Two linear transformations defined on same vector spaces with finite dimension. Can we say that they will have same rank?
I am given a problem that $f,g:V\to W$ be two linear transformation and $f$ and $g$ are respectively injective and surjective. To prove $\dim(V)=\dim(W)$.
I am thinking it like that since f is injective $\operatorname{rank}(f)=\dim(V)$ and since $g$ is surjective $\operatorname{rank}(g)=\dim(W)$.
Then to equate both of them.....but I do not understand whether it is correct or wrong.

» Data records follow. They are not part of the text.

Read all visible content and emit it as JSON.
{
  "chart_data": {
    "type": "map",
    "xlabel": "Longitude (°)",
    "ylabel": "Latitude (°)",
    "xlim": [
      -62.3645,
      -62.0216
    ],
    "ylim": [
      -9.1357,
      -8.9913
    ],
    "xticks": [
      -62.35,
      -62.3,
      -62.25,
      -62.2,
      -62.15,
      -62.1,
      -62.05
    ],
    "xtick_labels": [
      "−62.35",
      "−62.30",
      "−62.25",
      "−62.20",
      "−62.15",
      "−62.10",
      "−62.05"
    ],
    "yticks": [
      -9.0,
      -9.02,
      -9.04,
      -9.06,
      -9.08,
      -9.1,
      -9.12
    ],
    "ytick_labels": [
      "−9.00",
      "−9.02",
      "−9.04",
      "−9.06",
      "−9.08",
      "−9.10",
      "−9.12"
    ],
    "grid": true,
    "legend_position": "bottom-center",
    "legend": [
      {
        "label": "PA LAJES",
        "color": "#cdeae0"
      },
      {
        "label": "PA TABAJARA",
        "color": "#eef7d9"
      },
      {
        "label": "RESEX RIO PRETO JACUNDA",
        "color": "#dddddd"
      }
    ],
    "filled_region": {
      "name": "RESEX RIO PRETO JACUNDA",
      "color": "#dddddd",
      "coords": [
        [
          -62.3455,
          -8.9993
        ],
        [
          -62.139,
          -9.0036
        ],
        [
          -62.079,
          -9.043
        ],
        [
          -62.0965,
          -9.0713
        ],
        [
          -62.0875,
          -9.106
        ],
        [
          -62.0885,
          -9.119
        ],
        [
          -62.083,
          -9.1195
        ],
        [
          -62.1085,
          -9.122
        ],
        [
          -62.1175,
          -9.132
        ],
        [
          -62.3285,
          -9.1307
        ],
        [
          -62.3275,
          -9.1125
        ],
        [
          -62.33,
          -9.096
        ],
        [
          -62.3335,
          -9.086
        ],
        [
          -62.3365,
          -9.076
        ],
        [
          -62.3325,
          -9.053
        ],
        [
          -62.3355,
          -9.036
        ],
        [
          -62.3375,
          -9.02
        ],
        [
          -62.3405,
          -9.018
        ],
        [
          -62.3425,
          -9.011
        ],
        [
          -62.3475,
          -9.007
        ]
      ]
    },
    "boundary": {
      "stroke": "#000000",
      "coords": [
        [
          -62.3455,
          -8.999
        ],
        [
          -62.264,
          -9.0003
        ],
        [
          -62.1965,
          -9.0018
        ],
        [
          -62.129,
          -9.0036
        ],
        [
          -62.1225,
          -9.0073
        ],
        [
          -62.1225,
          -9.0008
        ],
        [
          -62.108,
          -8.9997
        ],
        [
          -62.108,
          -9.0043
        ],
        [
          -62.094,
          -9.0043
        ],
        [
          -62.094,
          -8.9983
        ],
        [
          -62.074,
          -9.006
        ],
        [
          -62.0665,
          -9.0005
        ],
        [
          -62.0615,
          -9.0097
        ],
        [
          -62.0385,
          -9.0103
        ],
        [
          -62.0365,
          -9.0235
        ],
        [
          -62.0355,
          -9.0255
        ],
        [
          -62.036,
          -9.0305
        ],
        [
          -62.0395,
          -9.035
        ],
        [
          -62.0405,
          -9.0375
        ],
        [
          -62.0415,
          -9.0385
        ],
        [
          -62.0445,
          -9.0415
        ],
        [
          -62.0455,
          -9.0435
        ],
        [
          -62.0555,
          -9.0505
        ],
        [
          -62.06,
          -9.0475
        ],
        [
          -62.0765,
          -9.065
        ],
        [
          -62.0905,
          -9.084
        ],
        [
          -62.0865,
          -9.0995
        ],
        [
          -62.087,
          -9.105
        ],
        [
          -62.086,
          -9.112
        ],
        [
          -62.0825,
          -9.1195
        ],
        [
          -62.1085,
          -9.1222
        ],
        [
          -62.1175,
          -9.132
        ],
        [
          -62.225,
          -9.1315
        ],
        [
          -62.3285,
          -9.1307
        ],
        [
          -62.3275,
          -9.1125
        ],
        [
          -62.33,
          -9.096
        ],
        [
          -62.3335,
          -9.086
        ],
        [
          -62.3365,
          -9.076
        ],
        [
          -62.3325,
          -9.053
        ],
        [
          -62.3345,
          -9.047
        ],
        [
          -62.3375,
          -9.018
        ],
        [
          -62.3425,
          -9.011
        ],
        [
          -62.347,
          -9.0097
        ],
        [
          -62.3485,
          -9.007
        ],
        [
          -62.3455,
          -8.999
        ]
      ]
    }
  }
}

Since $f$ is injective, $\dim(V) \leq \dim(W)$. On the other hand, since $g$ is surjective, $\dim(V) \geq \dim(W)$. Hence $\dim(V) = \dim(W)$.
The above inequalities follow from the "Rank-Nullity Theorem":
$$ \dim(\mathrm{im}(f)) = \dim(V) - \dim(\mathrm{ker}(f)) $$
To obtain the inequalities mentioned above, note that $\dim(\mathrm{ker}(f)) = 0$ since $f$ is injective, and $\dim(\mathrm{im}(g)) = \dim(W)$ since $g$ is surjective.
They do have the same rank, because, as you say, $\dim(V) = \mathrm{rank}(f)$ and $\dim(W) = \mathrm{rank}(g)$. But you can prove that $\dim(V) = \dim(W)$ without this fact (by my reasoning above).